The Human Dress, is forged Iron
The Human Form, a fiery Forge.
The Human Face, a Furnace seal'd
The Human Heart, its hungry Gorge.



Music is the one art form (aside from perhaps more abstract types of video art, which also usually most often employ the guiles of music) that welcomes your letting go of the past, asks you to forget everything about just a moment ago and carry on with the ever-unfolding present. I suggest that it also goes further than that: by form and function (the richness of this ongoing ever-present moment) it actually resists your nostalgia for the past. There is simply no time for it, and if a record makes you yearn for the song before as the current song sucks then it cannot be said to be a complete offering, can it? The most beautiful music wants to enthrall you with such an impossible promise: oh, you liked that? Well get ready for this. And soon after, all this will be developed further into that. Truly in music does the soul feel drunk with the whole of possibility. The drunk mind often returns in circles, in little spirals, projecting a weightless vector filled with sanguine humour, a morning of regret and then...

The dialectic completes itself in time. If a song, or album, or movement is truly beautiful we do not listen to it only once. The experience on the whole delivers us in a state beyond nostalgia, it makes one feel the deepest sense of melancholia instead. Oh, how I long to listen to this song again and again not because this gave way into that but because the experience on the whole was blissful. It lifted up the chains of time from my soul, the excitement was so complete, it was as if nothing bad had ever happened for a short spell.

When we listen to a song - or an album, or a symphony - again and again no matter how much the jubilance of the ever-present moment resists our plotting, we do chart, if not a course, a place. A geography. We create a map.
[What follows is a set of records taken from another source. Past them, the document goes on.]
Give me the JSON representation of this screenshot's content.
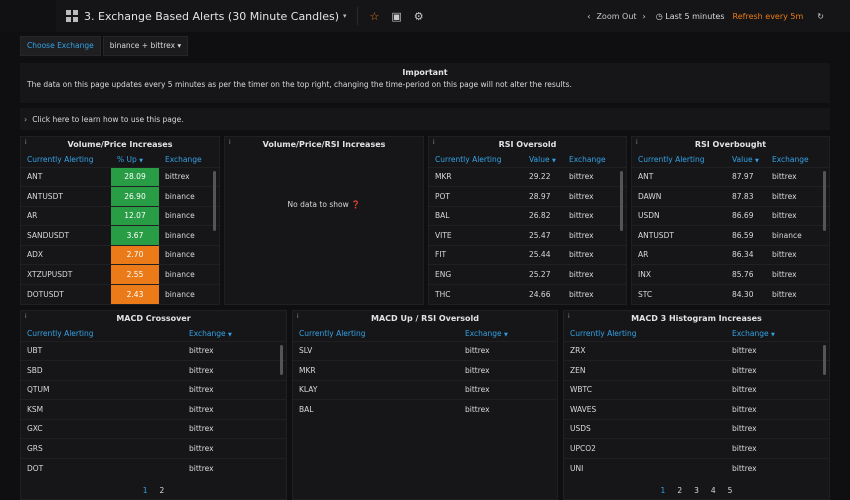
{
  "header": {
    "title": "3. Exchange Based Alerts (30 Minute Candles)",
    "zoom_out": "Zoom Out",
    "time_range": "Last 5 minutes",
    "refresh": "Refresh every 5m"
  },
  "variables": {
    "label": "Choose Exchange",
    "value": "binance + bittrex"
  },
  "important": {
    "title": "Important",
    "text": "The data on this page updates every 5 minutes as per the timer on the top right, changing the time-period on this page will not alter the results."
  },
  "help_row": {
    "label": "Click here to learn how to use this page."
  },
  "panels": {
    "volume_price": {
      "title": "Volume/Price Increases",
      "headers": [
        "Currently Alerting",
        "% Up",
        "Exchange"
      ],
      "rows": [
        {
          "name": "ANT",
          "value": "28.09",
          "exchange": "bittrex",
          "color": "green"
        },
        {
          "name": "ANTUSDT",
          "value": "26.90",
          "exchange": "binance",
          "color": "green"
        },
        {
          "name": "AR",
          "value": "12.07",
          "exchange": "binance",
          "color": "green"
        },
        {
          "name": "SANDUSDT",
          "value": "3.67",
          "exchange": "binance",
          "color": "green"
        },
        {
          "name": "ADX",
          "value": "2.70",
          "exchange": "binance",
          "color": "orange"
        },
        {
          "name": "XTZUPUSDT",
          "value": "2.55",
          "exchange": "binance",
          "color": "orange"
        },
        {
          "name": "DOTUSDT",
          "value": "2.43",
          "exchange": "binance",
          "color": "orange"
        }
      ]
    },
    "volume_price_rsi": {
      "title": "Volume/Price/RSI Increases",
      "no_data": "No data to show"
    },
    "rsi_oversold": {
      "title": "RSI Oversold",
      "headers": [
        "Currently Alerting",
        "Value",
        "Exchange"
      ],
      "rows": [
        {
          "name": "MKR",
          "value": "29.22",
          "exchange": "bittrex"
        },
        {
          "name": "POT",
          "value": "28.97",
          "exchange": "bittrex"
        },
        {
          "name": "BAL",
          "value": "26.82",
          "exchange": "bittrex"
        },
        {
          "name": "VITE",
          "value": "25.47",
          "exchange": "bittrex"
        },
        {
          "name": "FIT",
          "value": "25.44",
          "exchange": "bittrex"
        },
        {
          "name": "ENG",
          "value": "25.27",
          "exchange": "bittrex"
        },
        {
          "name": "THC",
          "value": "24.66",
          "exchange": "bittrex"
        }
      ]
    },
    "rsi_overbought": {
      "title": "RSI Overbought",
      "headers": [
        "Currently Alerting",
        "Value",
        "Exchange"
      ],
      "rows": [
        {
          "name": "ANT",
          "value": "87.97",
          "exchange": "bittrex"
        },
        {
          "name": "DAWN",
          "value": "87.83",
          "exchange": "bittrex"
        },
        {
          "name": "USDN",
          "value": "86.69",
          "exchange": "bittrex"
        },
        {
          "name": "ANTUSDT",
          "value": "86.59",
          "exchange": "binance"
        },
        {
          "name": "AR",
          "value": "86.34",
          "exchange": "bittrex"
        },
        {
          "name": "INX",
          "value": "85.76",
          "exchange": "bittrex"
        },
        {
          "name": "STC",
          "value": "84.30",
          "exchange": "bittrex"
        }
      ]
    },
    "macd_crossover": {
      "title": "MACD Crossover",
      "headers": [
        "Currently Alerting",
        "Exchange"
      ],
      "rows": [
        {
          "name": "UBT",
          "exchange": "bittrex"
        },
        {
          "name": "SBD",
          "exchange": "bittrex"
        },
        {
          "name": "QTUM",
          "exchange": "bittrex"
        },
        {
          "name": "KSM",
          "exchange": "bittrex"
        },
        {
          "name": "GXC",
          "exchange": "bittrex"
        },
        {
          "name": "GRS",
          "exchange": "bittrex"
        },
        {
          "name": "DOT",
          "exchange": "bittrex"
        }
      ],
      "pages": [
        "1",
        "2"
      ]
    },
    "macd_rsi": {
      "title": "MACD Up / RSI Oversold",
      "headers": [
        "Currently Alerting",
        "Exchange"
      ],
      "rows": [
        {
          "name": "SLV",
          "exchange": "bittrex"
        },
        {
          "name": "MKR",
          "exchange": "bittrex"
        },
        {
          "name": "KLAY",
          "exchange": "bittrex"
        },
        {
          "name": "BAL",
          "exchange": "bittrex"
        }
      ]
    },
    "macd_histogram": {
      "title": "MACD 3 Histogram Increases",
      "headers": [
        "Currently Alerting",
        "Exchange"
      ],
      "rows": [
        {
          "name": "ZRX",
          "exchange": "bittrex"
        },
        {
          "name": "ZEN",
          "exchange": "bittrex"
        },
        {
          "name": "WBTC",
          "exchange": "bittrex"
        },
        {
          "name": "WAVES",
          "exchange": "bittrex"
        },
        {
          "name": "USDS",
          "exchange": "bittrex"
        },
        {
          "name": "UPCO2",
          "exchange": "bittrex"
        },
        {
          "name": "UNI",
          "exchange": "bittrex"
        }
      ],
      "pages": [
        "1",
        "2",
        "3",
        "4",
        "5"
      ]
    }
  },
  "colors": {
    "accent": "#33a2e5",
    "green": "#299c46",
    "orange": "#eb7b18"
  }
}
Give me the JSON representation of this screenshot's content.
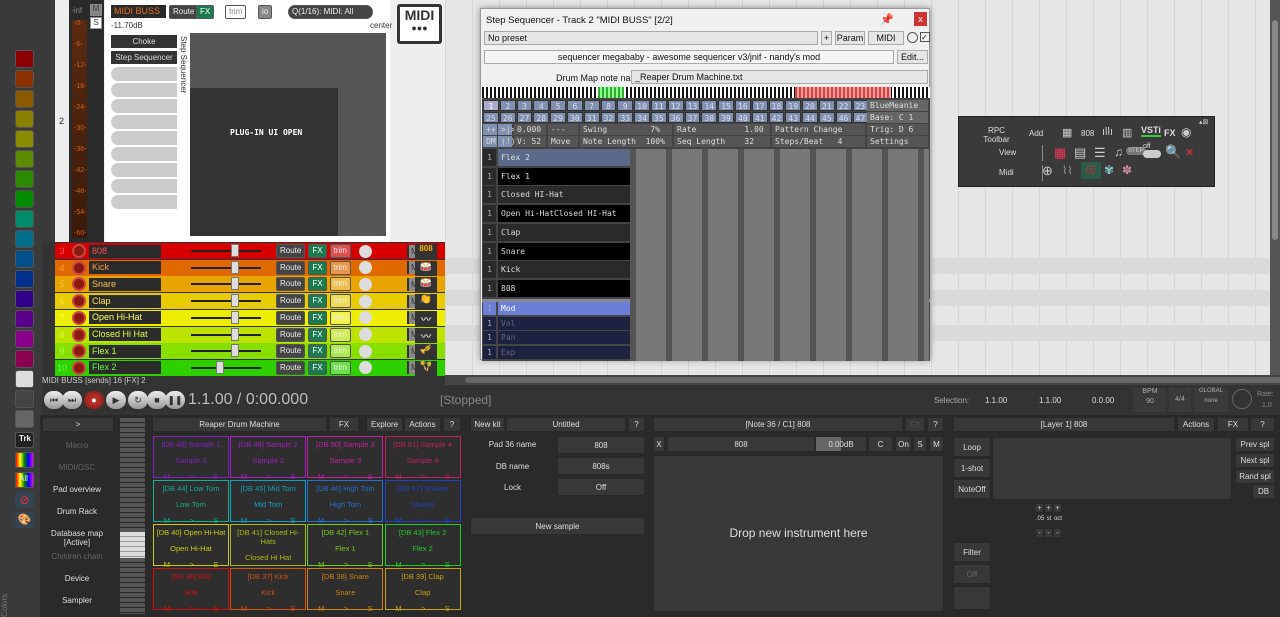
{
  "swatch_colors": [
    "#8b0000",
    "#8b3000",
    "#8b5a00",
    "#8b8000",
    "#8b8b00",
    "#5a8b00",
    "#2a8b00",
    "#008b00",
    "#008b6a",
    "#006e8b",
    "#00508b",
    "#00308b",
    "#30008b",
    "#5a008b",
    "#8b008b",
    "#8b0050",
    "#dddddd",
    "#444444",
    "#666666"
  ],
  "left_tools": {
    "trk": "Trk",
    "i": "I",
    "all": "All",
    "colors_label": "Colors"
  },
  "midi_buss": {
    "track_number": "2",
    "name": "MIDI BUSS",
    "route": "Route",
    "fx": "FX",
    "trim": "trim",
    "io": "io",
    "input": "Q(1/16): MIDI: All",
    "volume": "-11.70dB",
    "pan": "center",
    "mute": "M",
    "solo": "S",
    "meter_top": "-inf",
    "meter_ticks": [
      "-0-",
      "-6-",
      "-12-",
      "-18-",
      "-24-",
      "-30-",
      "-36-",
      "-42-",
      "-48-",
      "-54-",
      "-60-"
    ],
    "fx_chain": [
      "Choke",
      "Step Sequencer"
    ],
    "fx_chain_label": "Step Sequencer",
    "plugin_overlay": "PLUG-IN UI OPEN",
    "logo": "MIDI"
  },
  "tracks": [
    {
      "num": "3",
      "name": "808",
      "color": "#d60000",
      "text": "#ff5050"
    },
    {
      "num": "4",
      "name": "Kick",
      "color": "#e06a00",
      "text": "#ff9a40"
    },
    {
      "num": "5",
      "name": "Snare",
      "color": "#e8a400",
      "text": "#ffc040"
    },
    {
      "num": "6",
      "name": "Clap",
      "color": "#e8cc00",
      "text": "#ffe040"
    },
    {
      "num": "7",
      "name": "Open Hi-Hat",
      "color": "#eeee00",
      "text": "#ffff60"
    },
    {
      "num": "8",
      "name": "Closed Hi Hat",
      "color": "#bde400",
      "text": "#d8ff40"
    },
    {
      "num": "9",
      "name": "Flex 1",
      "color": "#88e000",
      "text": "#b0ff40"
    },
    {
      "num": "10",
      "name": "Flex 2",
      "color": "#2fd000",
      "text": "#60ff40"
    }
  ],
  "track_btns": {
    "route": "Route",
    "fx": "FX",
    "trim": "trim",
    "mute": "M",
    "solo": "S"
  },
  "mixer_status": "MIDI BUSS [sends] 16 [FX] 2",
  "step_seq": {
    "title": "Step Sequencer - Track 2 \"MIDI BUSS\" [2/2]",
    "close": "x",
    "preset": "No preset",
    "plus": "+",
    "param": "Param",
    "midi": "MIDI",
    "description": "sequencer megababy - awesome sequencer v3/jnif - nandy's mod",
    "edit": "Edit...",
    "drum_map_label": "Drum Map note names",
    "drum_map_value": "_Reaper Drum Machine.txt",
    "steps_row1": [
      "1",
      "2",
      "3",
      "4",
      "5",
      "6",
      "7",
      "8",
      "9",
      "10",
      "11",
      "12",
      "13",
      "14",
      "15",
      "16",
      "17",
      "18",
      "19",
      "20",
      "21",
      "22",
      "23",
      "24"
    ],
    "steps_row2": [
      "25",
      "26",
      "27",
      "28",
      "29",
      "30",
      "31",
      "32",
      "33",
      "34",
      "35",
      "36",
      "37",
      "38",
      "39",
      "40",
      "41",
      "42",
      "43",
      "44",
      "45",
      "46",
      "47",
      "48"
    ],
    "preset_name": "BlueMeanie",
    "base": "Base: C 1",
    "trig": "Trig: D 6",
    "settings": "Settings",
    "ctl_row1": [
      "++",
      ">|>",
      "0.000",
      "---",
      "Swing         7%",
      "Rate          1.00",
      "Pattern Change"
    ],
    "ctl_row2": [
      "DM",
      "(!)",
      "V: 52",
      "Move",
      "Note Length  100%",
      "Seq Length    32",
      "Steps/Beat   4"
    ],
    "rows": [
      {
        "ch": "1",
        "name": "Flex 2"
      },
      {
        "ch": "1",
        "name": "Flex 1"
      },
      {
        "ch": "1",
        "name": "Closed HI-Hat"
      },
      {
        "ch": "1",
        "name": "Open Hi-HatClosed HI-Hat"
      },
      {
        "ch": "1",
        "name": "Clap"
      },
      {
        "ch": "1",
        "name": "Snare"
      },
      {
        "ch": "1",
        "name": "Kick"
      },
      {
        "ch": "1",
        "name": "808"
      }
    ],
    "cc_rows": [
      {
        "ch": "1",
        "name": "Mod"
      },
      {
        "ch": "1",
        "name": "Vol"
      },
      {
        "ch": "1",
        "name": "Pan"
      },
      {
        "ch": "1",
        "name": "Exp"
      }
    ]
  },
  "rpc": {
    "title": "RPC Toolbar",
    "add": "Add",
    "view": "View",
    "midi": "Midi",
    "n808": "808",
    "vsti": "VSTi",
    "fx": "FX",
    "off": "off"
  },
  "transport": {
    "time": "1.1.00 / 0:00.000",
    "state": "[Stopped]",
    "selection_label": "Selection:",
    "sel_start": "1.1.00",
    "sel_end": "1.1.00",
    "sel_len": "0.0.00",
    "bpm_label": "BPM",
    "bpm": "90",
    "timesig": "4/4",
    "global": "GLOBAL",
    "none": "none",
    "rate_label": "Rate:",
    "rate": "1.0"
  },
  "rs5k": {
    "expand": ">",
    "nav": [
      {
        "label": "Macro",
        "dim": true
      },
      {
        "label": "MIDI/OSC",
        "dim": true
      },
      {
        "label": "Pad overview"
      },
      {
        "label": "Drum Rack"
      },
      {
        "label": "Database map [Active]"
      },
      {
        "label": "Children chain",
        "dim": true
      },
      {
        "label": "Device"
      },
      {
        "label": "Sampler"
      }
    ],
    "header": "Reaper Drum Machine",
    "fx": "FX",
    "explore": "Explore",
    "actions": "Actions",
    "help": "?",
    "pads": [
      {
        "top": "[DB 48] Sample 1",
        "name": "Sample 1",
        "color": "#8020c0"
      },
      {
        "top": "[DB 49] Sample 2",
        "name": "Sample 2",
        "color": "#a020c0"
      },
      {
        "top": "[DB 50] Sample 3",
        "name": "Sample 3",
        "color": "#c020a0"
      },
      {
        "top": "[DB 51] Sample 4",
        "name": "Sample 4",
        "color": "#c02060"
      },
      {
        "top": "[DB 44] Low Tom",
        "name": "Low Tom",
        "color": "#10b090"
      },
      {
        "top": "[DB 45] Mid Tom",
        "name": "Mid Tom",
        "color": "#10a0c0"
      },
      {
        "top": "[DB 46] High Tom",
        "name": "High Tom",
        "color": "#2070d0"
      },
      {
        "top": "[DB 47] Shaker",
        "name": "Shaker",
        "color": "#2040c0"
      },
      {
        "top": "[DB 40] Open Hi-Hat",
        "name": "Open Hi-Hat",
        "color": "#c8c810"
      },
      {
        "top": "[DB 41] Closed Hi-Hats",
        "name": "Closed Hi Hat",
        "color": "#a8b810"
      },
      {
        "top": "[DB 42] Flex 1",
        "name": "Flex 1",
        "color": "#70c820"
      },
      {
        "top": "[DB 43] Flex 2",
        "name": "Flex 2",
        "color": "#20c820"
      },
      {
        "top": "[DB 36] 808",
        "name": "808",
        "color": "#d01010"
      },
      {
        "top": "[DB 37] Kick",
        "name": "Kick",
        "color": "#d05010"
      },
      {
        "top": "[DB 38] Snare",
        "name": "Snare",
        "color": "#d08010"
      },
      {
        "top": "[DB 39] Clap",
        "name": "Clap",
        "color": "#c8a010"
      }
    ],
    "pad_m": "M",
    "pad_play": ">",
    "pad_s": "S",
    "kit": {
      "new_kit": "New kit",
      "name": "Untitled",
      "help": "?",
      "pad_name_label": "Pad 36 name",
      "pad_name": "808",
      "db_name_label": "DB name",
      "db_name": "808s",
      "lock_label": "Lock",
      "lock": "Off",
      "new_sample": "New sample"
    },
    "note": {
      "title": "[Note 36 / C1] 808",
      "fx": "FX",
      "help": "?",
      "x": "X",
      "name": "808",
      "gain": "0.00dB",
      "c": "C",
      "on": "On",
      "s": "S",
      "m": "M",
      "drop": "Drop new instrument here"
    },
    "layer": {
      "title": "[Layer 1] 808",
      "actions": "Actions",
      "fx": "FX",
      "help": "?",
      "loop": "Loop",
      "oneshot": "1-shot",
      "noteoff": "NoteOff",
      "prev": "Prev spl",
      "next": "Next spl",
      "rand": "Rand spl",
      "db": "DB",
      "plus": "+",
      "minus": "-",
      "fine": ".05",
      "st": "st",
      "oct": "oct",
      "filter": "Filter",
      "off": "Off"
    }
  }
}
In our 'anticipation of perception' we are longing and looking forward to beautiful musical events experienced before, and in our retraced present we are connecting our herewithin with what will come again. Music makes us long for a future on repeat. Music has very little to do with the past. Dionysus, drunk with wine and ready to fuck, as he has done a thousand nights before is longing for this experience that will inexorably lead to that one, he's not thinking of the experience of yesterday. What is the broader story that coheres as we levitate upwards from this orgy of lust in particular to hold in our eye this entire city?

No other artform is so 'repeatable' as an experience. Not prose, not poetry, not even painting (its closest relative in the realm of longing). Only music is engaging our ever-present now with a future we anticipate in full knowledge of its goodness and of its potential for perpetual revelation. Our past is just the totality of life spent seeking.

A deep love of music, not just of listening to songs but somehow charting their potential spaces through a deeper connection, through a ritual of repetition, through this annihilation of the past is a high sign of innocence, that something in the heart is intact no matter how they cut at you. The monad is love.

Finding oneself listening less and less attentively, not for signs of the past but for how this moment connects to future moments, moments well forecasted but never fully and completely described (as the potential of the future is limitless) is a sign that cynicism now rests at the throne of want. A heart made of clay, hollow to the touch, reverberation empty.

Take out an album, do nothing, truly do nothing but listen to it, read the lyrics, memorize the moments that are to come, touch the future potential. No spotify, no cat videos, no other distraction to your excitement for this present moment reaching to the beauty of the next. Well forecasted, you know the movement of the seasons in this realm, even though you can never predict what new will be stirred in the subconscious by the inchoate and dreamlike motions of the clouds.